А такого чуда даже он представить не мог – и устранился. Вот уж точно, баба сердцем видит. Я это сразу про вас почувствовала – а теперь вы как сказали про кураторов, так все и подтвердили.
Симагин, не торопясь, проглотил вкуснятину. Поразмыслил и, глядя девочке в лицо, заговорил:
– Никто всемогущим условий не ставит.
Любопытная девчонка сразу включилась в игру. Она думала, это игра.
– Что же вам мешает, Саваоф Баалович?
Симагин еще помолчал, потом усмехнулся немного неловко.
– Кира, я вам страшную тайну открою. Никто ее не знает. Только я. А теперь будете знать еще и вы. Хотите?
– Да! – завороженно выдохнула Кира.
– Но только…
– Да пусть хоть на кусочки режут! Ни слова никому!
– Хорошо. Представьте себе, что вы видите тонущего человека. Вы хорошая, добрая и умелая. Вы его спасаете.
– Раз плюнуть, – азартно согласилась Кира.
– Приводите его домой, чтобы он отдохнул и обсох. Он соблазняется вашими драгоценностями и, когда вас нет, убивает ваших престарелых родителей, вашего малолетнего ребенка, тырит камушки и скрывается.
– Сучонок какой!
– Хорошо, пусть не сучонок. Пусть чуть сложнее. Просто он болен чумой. И сам еще не знает этого. Но уже заразен. Отдохнул, обсох, поел – и с благодарностями удалился, искреннейшим образом собираясь всю жизнь за вас Бога молить. И через неделю умер. Сам того не ведая, он заразил ваших родителей и вашего ребенка. Предвидеть это было невозможно никоим образам. Но то, что чуму принес он, вы впоследствии узнали. Вы добрая, сильная духом. И все‑таки, поплакав ва могилке своего младенца, повспоминав, как тащили, надрываясь, незнакомца из потока, как радовались и гордились, что спасли его, вы надолго утратите всякий интерес к жизни, и к добрым делам в особенности. Не злоба, не подлость будут вами руководить, не корысть. К этому вы все равно не способны, вы хорошая. Но от дикой апатии вам не уйти. От желания скрыться от всех и ничего не делать. Вам просто руки не поднять, так больно и тошно. Мускулатура у вас прекрасная, отменная реакция, прекрасные легкие. Но вам рукой не пошевелить. Понимаете?

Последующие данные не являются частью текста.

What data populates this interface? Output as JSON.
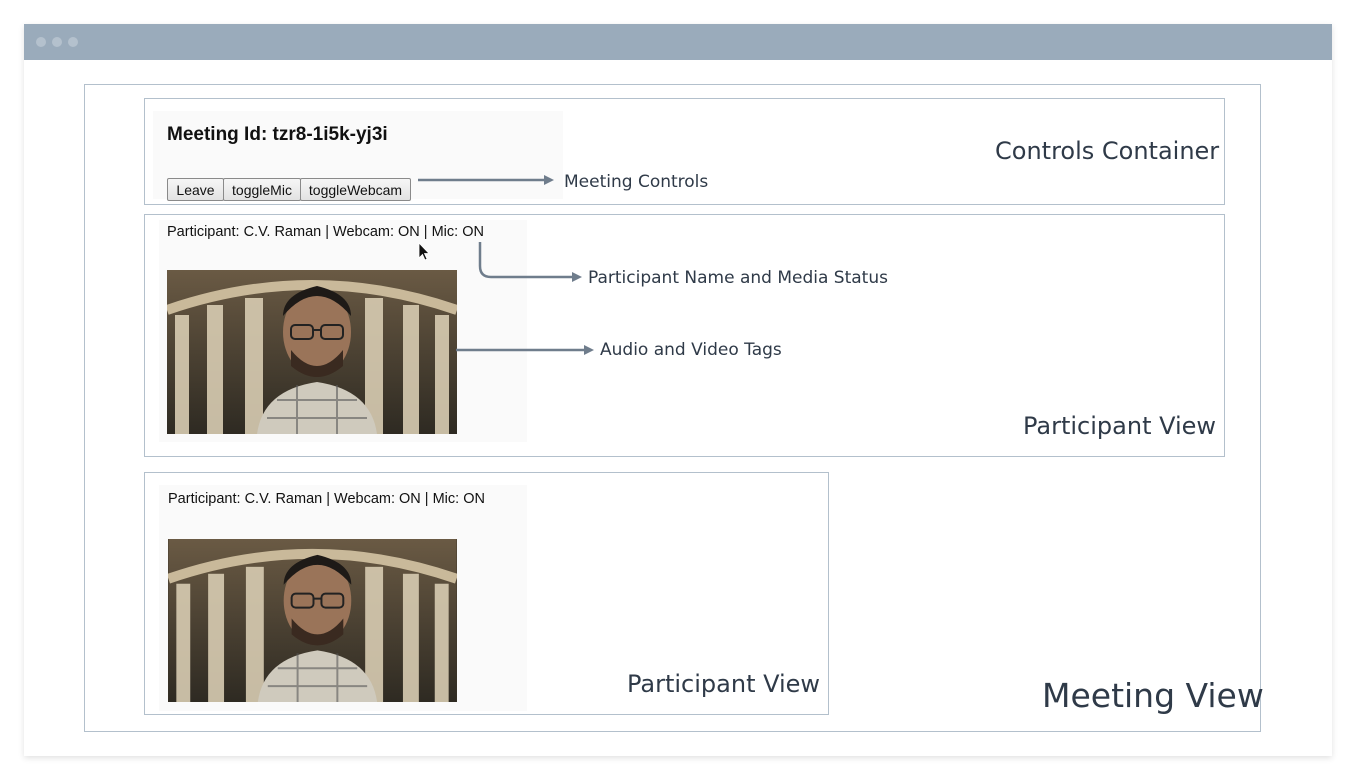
{
  "window": {
    "controls": [
      "close-dot",
      "minimize-dot",
      "maximize-dot"
    ]
  },
  "meeting_view": {
    "label": "Meeting View"
  },
  "controls_container": {
    "label": "Controls Container",
    "meeting_id_text": "Meeting Id: tzr8-1i5k-yj3i",
    "buttons": {
      "leave": "Leave",
      "toggle_mic": "toggleMic",
      "toggle_webcam": "toggleWebcam"
    }
  },
  "participants": [
    {
      "status": "Participant: C.V. Raman | Webcam: ON | Mic: ON",
      "label": "Participant View"
    },
    {
      "status": "Participant: C.V. Raman | Webcam: ON | Mic: ON",
      "label": "Participant View"
    }
  ],
  "annotations": {
    "meeting_controls": "Meeting Controls",
    "name_status": "Participant Name and Media Status",
    "av_tags": "Audio and Video Tags"
  },
  "colors": {
    "titlebar": "#9aabbb",
    "border": "#b3c0cc",
    "arrow": "#6f7d8c",
    "label_text": "#2f3a48"
  }
}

Глаза Киры от ужаса стали совсем громадными.
– Кажется, понимаю… – проговорила она.
– Причем чем крепче ваша мускулатура, тем разительнее контраст между тем, что вы, абстрактно говоря, могли бы с ее помощью творить, и тем бессилием, которое возникло на самом деле. Понимаете?
– Да, – она несколько раз кивнула. – Да, Андрей Андреевич, теперь понимаю.
– Теперь представьте, что вы могучая волшебница. Добрая. Королева фей. Об этом, по‑моему, ни в одной сказке не задумывались – ну, да на то они и сказки, чтобы не ставить таких ужасающе реальных проблем. В городе начался пожар. Пламя перекидывается от дома к дому, вот уже четверть огорода в огне… Вы не выдерживаете и гасите пожар.
– Естественно.
– Вот именно. Абсолютно естественно. Вы не в состоянии, просто физически не в состоянии видеть, как гибнут люди. Люди, которых вы считаете плохими – и люди, которых вы считаете хорошими. И люди, которым от роду пять месяцев, и пять лет, и пять дней… Не спасти их вы не можете. У вас и выбора‑то нет. Но через годы и годы выясняется, что среди спасенных детей был Гитлер. Предвидеть это вы не могли никоим образом, несмотря на все свое могущество. Но потом вам не отделаться от чувства вины за все, что Гитлер натворил. Ведь вы его спасли. Вы спасли, кроме того, двести шестьдесят восемь человек. Вот какая вы замечательная. Но погубили вы, так вы чувствуете, пятьдесят миллионов. Каково будет вам дальше жить и творить добро?
– Да я этого Гитлера придушу, как только выяснится, кто он такой!